If a bill proposed by State Department of Labor Officials is approved, that dollar amount would drop to about $22,000 annually.
A spokesperson for the Maine Department of Labor, Nina McLaughlin, said the measure to change the salaried employee overtime regulation is an effort to conform to the federal wage laws. Right now the way that works is Maine's salary threshold must exceed 3,000 times the minimum wage.
McLaughlin stated "With Maine's minimum wage tied to annual increases, that means the salary threshold would increase every year as well. For example if a person makes less than the salary threshold, they must receive overtime pay. However, as with many rules, there are exceptions to that regulation."
Representative Ryan Fecteau, D-Biddeford, said "So, we're talking about folks working 50 hours, 60 hours a week and not being paid more than $23,660." He added 98 percent of Mainers today make more than $23,660.

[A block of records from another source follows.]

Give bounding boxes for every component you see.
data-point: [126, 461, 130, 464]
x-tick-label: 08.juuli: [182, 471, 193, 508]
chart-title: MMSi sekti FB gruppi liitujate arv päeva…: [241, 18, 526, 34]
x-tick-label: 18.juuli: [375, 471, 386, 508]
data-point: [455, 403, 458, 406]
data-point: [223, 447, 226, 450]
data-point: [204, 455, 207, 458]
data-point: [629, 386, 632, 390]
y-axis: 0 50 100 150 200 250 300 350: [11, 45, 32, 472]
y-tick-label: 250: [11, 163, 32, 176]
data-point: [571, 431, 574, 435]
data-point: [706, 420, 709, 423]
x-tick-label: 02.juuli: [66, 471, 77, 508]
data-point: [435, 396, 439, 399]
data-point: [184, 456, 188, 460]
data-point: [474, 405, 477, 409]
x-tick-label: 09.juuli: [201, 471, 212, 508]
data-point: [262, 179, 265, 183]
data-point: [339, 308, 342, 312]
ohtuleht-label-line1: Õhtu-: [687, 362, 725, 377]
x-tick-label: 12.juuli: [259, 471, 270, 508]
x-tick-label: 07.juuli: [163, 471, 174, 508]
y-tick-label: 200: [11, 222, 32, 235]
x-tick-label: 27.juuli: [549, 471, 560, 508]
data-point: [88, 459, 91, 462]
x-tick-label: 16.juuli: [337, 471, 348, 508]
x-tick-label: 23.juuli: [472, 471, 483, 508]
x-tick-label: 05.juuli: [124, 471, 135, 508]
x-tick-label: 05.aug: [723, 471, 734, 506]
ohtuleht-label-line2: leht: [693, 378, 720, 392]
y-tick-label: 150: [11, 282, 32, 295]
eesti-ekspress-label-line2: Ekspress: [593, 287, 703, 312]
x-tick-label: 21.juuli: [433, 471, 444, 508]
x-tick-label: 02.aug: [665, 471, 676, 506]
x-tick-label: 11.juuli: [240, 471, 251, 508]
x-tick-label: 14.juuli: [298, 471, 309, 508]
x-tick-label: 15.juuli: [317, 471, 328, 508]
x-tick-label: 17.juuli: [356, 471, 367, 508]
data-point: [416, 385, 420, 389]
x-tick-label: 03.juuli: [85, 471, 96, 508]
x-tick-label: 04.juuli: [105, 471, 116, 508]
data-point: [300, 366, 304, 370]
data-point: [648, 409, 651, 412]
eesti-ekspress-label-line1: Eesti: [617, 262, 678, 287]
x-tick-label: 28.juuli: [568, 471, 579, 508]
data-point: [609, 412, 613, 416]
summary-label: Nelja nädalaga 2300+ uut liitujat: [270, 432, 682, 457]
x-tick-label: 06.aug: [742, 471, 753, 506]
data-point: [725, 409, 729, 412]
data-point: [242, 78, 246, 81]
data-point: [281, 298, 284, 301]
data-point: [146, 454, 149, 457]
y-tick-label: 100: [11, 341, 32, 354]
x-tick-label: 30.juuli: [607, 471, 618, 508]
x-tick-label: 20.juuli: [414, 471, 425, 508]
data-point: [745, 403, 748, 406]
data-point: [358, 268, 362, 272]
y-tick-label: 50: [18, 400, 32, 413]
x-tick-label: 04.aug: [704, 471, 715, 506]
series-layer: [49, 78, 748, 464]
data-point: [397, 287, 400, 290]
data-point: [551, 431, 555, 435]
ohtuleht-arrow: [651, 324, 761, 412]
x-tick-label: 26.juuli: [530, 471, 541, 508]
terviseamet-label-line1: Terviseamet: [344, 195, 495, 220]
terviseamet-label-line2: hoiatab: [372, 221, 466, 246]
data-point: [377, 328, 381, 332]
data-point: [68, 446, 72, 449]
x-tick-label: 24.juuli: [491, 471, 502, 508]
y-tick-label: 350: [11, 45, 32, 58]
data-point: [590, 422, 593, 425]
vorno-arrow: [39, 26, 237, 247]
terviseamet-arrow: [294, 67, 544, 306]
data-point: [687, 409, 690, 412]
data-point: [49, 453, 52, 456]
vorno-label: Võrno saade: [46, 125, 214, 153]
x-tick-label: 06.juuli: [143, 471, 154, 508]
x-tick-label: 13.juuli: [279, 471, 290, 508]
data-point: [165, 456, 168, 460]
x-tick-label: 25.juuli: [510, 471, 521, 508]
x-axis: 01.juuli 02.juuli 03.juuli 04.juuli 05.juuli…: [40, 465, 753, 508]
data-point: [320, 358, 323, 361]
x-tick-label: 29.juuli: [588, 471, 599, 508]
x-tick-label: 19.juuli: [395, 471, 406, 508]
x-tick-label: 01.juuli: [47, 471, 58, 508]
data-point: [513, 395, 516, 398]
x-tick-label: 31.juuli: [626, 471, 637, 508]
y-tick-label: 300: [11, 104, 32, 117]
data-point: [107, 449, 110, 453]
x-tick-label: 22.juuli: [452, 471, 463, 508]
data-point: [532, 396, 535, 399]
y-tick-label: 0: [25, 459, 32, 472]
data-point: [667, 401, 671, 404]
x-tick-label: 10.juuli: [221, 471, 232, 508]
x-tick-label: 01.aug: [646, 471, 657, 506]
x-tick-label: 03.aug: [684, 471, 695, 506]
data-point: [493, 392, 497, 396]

AFL-CIO Executive Director Matt Schlobohm said "If you are an assistant store manager at Best Buy or you work at the dollar store as a quote unquote assistant manager and you make $25,000 a year you get no overtime unless the company chooses to give it. They're not required by law."
The AFL-CIO official contends this move by the Department of Labor would cut the wages of thousands of Maine workers. The DOL's McLaughlin, however disagrees. She said "We want to make sure people are being paid fair wages." She added this is an effort to avoid automatic increases in the threshold.
Representative Fecteau and the AFL-CIO executive director believe it's highly unlikely this bill will get legislative approval.